Parker umkreist immer noch die Sonne und plant, in den nächsten Jahren mehrere weitere Annäherungsversuche durchzuführen, um schließlich bis auf 6 Millionen Kilometer an die Sonnenoberfläche heranzukommen. Das sollte Parker immer wieder in die Sonnenkorona bringen, sagte der Sonnenphysiker Nour Raouafi vom Johns Hopkins Applied Physics Laboratory in Laurel, Maryland, in der Pressekonferenz. Die Raumsonde hat möglicherweise im August eine weitere Reise an der kritischen Oberfläche von Alfvén hinter sich gebracht und wird im Januar eine weitere Gelegenheit haben.

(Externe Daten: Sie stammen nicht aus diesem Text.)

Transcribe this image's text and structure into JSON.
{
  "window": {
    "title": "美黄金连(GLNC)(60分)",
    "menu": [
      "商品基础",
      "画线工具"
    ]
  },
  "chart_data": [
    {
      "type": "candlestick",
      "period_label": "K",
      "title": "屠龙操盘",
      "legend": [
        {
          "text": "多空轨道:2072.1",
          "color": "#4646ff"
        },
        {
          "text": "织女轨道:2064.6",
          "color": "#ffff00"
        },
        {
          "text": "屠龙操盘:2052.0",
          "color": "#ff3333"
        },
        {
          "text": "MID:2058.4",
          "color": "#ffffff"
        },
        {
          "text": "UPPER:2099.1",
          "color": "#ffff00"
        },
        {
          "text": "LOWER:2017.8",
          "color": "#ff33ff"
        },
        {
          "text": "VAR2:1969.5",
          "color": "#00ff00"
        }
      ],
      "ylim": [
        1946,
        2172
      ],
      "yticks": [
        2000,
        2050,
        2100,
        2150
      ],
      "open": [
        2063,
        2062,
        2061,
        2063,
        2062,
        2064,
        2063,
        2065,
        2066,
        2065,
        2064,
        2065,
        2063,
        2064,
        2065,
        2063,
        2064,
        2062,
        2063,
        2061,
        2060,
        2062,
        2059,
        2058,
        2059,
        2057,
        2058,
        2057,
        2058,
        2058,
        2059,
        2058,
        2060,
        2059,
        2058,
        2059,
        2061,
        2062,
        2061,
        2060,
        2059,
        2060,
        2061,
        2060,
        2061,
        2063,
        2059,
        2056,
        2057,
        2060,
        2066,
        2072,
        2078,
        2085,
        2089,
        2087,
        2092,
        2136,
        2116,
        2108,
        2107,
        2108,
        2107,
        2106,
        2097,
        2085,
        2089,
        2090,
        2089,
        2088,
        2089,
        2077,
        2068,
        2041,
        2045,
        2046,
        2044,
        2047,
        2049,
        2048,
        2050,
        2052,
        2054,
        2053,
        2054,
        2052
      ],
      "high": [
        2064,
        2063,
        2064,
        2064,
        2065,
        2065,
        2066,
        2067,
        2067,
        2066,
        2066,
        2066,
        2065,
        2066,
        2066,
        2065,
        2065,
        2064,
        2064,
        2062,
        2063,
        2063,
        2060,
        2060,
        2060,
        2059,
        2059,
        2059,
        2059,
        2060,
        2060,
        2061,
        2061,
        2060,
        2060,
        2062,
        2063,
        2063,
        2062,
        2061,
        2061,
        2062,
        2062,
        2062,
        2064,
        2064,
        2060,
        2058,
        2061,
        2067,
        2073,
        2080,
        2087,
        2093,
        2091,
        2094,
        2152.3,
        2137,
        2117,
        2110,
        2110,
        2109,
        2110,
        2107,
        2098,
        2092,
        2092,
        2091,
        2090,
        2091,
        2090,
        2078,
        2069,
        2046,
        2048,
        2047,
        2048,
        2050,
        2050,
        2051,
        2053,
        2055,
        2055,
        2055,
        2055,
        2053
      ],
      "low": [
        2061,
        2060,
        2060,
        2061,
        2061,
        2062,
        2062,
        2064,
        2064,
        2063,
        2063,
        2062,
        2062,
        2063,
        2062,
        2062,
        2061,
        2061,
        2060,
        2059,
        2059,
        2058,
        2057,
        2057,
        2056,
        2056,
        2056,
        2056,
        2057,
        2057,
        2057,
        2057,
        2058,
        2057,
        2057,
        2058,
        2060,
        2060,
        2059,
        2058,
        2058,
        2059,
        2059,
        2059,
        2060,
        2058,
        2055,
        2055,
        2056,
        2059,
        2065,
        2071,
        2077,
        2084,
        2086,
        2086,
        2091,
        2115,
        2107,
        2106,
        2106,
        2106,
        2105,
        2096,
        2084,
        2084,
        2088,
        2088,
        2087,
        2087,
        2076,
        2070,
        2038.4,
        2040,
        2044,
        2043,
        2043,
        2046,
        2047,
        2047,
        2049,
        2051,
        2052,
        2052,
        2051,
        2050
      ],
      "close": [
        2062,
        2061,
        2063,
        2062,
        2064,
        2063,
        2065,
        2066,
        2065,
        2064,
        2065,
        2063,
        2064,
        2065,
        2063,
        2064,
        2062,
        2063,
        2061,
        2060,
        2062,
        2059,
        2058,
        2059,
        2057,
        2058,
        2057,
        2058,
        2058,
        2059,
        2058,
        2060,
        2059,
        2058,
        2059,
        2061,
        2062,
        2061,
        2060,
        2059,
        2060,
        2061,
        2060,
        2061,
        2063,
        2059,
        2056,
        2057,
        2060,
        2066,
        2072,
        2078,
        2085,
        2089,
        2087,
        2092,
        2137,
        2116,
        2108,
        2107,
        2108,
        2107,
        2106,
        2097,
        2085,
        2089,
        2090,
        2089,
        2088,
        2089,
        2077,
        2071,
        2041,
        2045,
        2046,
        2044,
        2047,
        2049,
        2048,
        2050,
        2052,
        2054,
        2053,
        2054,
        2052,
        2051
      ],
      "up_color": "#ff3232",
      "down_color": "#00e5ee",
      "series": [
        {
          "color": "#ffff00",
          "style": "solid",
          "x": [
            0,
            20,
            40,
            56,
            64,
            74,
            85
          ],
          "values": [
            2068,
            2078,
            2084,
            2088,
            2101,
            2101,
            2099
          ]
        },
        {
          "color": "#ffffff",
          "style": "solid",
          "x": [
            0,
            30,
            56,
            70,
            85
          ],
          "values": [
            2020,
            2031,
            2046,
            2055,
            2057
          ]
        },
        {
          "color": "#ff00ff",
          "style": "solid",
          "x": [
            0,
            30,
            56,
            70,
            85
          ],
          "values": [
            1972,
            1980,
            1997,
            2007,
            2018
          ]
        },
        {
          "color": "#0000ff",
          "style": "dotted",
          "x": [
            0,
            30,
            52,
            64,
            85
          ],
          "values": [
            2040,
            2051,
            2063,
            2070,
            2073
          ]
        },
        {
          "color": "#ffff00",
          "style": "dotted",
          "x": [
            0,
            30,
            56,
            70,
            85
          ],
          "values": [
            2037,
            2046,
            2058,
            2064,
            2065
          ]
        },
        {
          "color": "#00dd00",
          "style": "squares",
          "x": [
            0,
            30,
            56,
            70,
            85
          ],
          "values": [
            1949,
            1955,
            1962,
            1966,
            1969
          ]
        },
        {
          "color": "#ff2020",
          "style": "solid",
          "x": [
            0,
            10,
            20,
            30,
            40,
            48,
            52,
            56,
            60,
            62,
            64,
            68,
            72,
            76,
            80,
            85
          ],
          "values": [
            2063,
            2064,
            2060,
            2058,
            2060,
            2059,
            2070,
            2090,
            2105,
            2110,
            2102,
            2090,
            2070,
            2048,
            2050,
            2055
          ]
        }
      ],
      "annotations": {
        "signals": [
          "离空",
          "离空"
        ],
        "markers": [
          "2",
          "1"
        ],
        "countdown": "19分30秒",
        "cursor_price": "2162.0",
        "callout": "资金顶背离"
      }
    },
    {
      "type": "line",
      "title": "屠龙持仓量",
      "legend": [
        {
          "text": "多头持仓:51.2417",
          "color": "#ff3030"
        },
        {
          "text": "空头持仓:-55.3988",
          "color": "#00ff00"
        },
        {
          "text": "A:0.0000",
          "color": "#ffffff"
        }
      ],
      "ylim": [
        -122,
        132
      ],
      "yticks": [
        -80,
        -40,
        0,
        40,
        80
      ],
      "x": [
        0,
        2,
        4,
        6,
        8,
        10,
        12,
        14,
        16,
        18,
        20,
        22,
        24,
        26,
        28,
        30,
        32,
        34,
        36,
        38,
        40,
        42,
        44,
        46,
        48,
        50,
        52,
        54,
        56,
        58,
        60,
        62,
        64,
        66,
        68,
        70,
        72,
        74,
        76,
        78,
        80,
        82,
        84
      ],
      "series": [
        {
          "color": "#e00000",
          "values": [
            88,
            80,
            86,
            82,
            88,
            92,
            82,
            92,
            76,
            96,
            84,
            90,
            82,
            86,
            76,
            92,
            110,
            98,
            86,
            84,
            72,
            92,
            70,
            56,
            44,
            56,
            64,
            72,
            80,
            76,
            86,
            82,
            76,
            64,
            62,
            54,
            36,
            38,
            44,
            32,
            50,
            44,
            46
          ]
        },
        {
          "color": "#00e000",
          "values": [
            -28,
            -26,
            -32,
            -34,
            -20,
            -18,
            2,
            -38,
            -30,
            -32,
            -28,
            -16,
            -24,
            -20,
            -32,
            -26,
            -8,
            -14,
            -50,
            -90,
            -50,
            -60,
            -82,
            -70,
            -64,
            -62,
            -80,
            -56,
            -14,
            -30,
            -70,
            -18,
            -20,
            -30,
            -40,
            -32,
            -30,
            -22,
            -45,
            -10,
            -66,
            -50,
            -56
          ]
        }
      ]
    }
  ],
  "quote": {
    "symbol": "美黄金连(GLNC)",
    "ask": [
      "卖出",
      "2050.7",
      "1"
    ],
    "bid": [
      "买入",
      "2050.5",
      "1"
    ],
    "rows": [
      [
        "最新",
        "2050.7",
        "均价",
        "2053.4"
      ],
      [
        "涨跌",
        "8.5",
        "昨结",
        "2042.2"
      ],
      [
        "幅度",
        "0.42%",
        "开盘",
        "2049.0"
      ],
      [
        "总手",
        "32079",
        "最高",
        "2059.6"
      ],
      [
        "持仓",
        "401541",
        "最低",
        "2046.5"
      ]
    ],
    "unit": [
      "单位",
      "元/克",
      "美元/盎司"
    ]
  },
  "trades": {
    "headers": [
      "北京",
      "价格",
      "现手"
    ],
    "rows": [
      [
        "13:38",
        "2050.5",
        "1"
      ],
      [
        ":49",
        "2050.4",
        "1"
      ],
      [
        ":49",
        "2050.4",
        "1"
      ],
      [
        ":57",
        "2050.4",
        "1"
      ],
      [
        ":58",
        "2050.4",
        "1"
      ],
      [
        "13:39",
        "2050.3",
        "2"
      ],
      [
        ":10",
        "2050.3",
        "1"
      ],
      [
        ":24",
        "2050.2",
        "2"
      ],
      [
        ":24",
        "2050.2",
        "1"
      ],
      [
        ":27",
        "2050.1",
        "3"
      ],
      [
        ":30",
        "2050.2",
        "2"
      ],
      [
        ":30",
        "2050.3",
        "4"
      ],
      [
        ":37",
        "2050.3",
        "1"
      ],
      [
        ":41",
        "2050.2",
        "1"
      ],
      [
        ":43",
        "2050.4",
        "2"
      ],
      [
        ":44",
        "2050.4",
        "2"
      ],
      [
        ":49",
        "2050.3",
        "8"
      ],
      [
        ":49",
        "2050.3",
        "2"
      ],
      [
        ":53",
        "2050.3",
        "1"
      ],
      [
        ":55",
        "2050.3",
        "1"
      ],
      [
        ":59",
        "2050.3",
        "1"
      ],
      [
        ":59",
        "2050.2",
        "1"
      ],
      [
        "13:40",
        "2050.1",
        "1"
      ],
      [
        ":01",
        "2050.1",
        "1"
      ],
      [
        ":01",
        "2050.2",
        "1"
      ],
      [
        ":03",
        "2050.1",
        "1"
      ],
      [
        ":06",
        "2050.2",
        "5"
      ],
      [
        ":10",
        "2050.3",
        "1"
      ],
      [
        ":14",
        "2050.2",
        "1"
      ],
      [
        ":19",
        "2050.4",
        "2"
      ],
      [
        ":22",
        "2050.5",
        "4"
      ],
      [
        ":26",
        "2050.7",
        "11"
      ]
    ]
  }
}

„Wir gehen davon aus, dass wir diese Grenze weiterhin überschreiten, wenn wir der Sonne immer näher kommen“, sagte Raouafi. Aber die Grenze ist möglicherweise nicht jedes Mal an der gleichen Stelle. Wenn sich die Aktivität der Sonne ändert, wird erwartet, dass das Niveau der kritischen Oberfläche von Alfvén steigt und fällt, als ob die Korona ein- und ausatmet, sagte er.

Auch das wollen Wissenschaftler zum ersten Mal beobachten.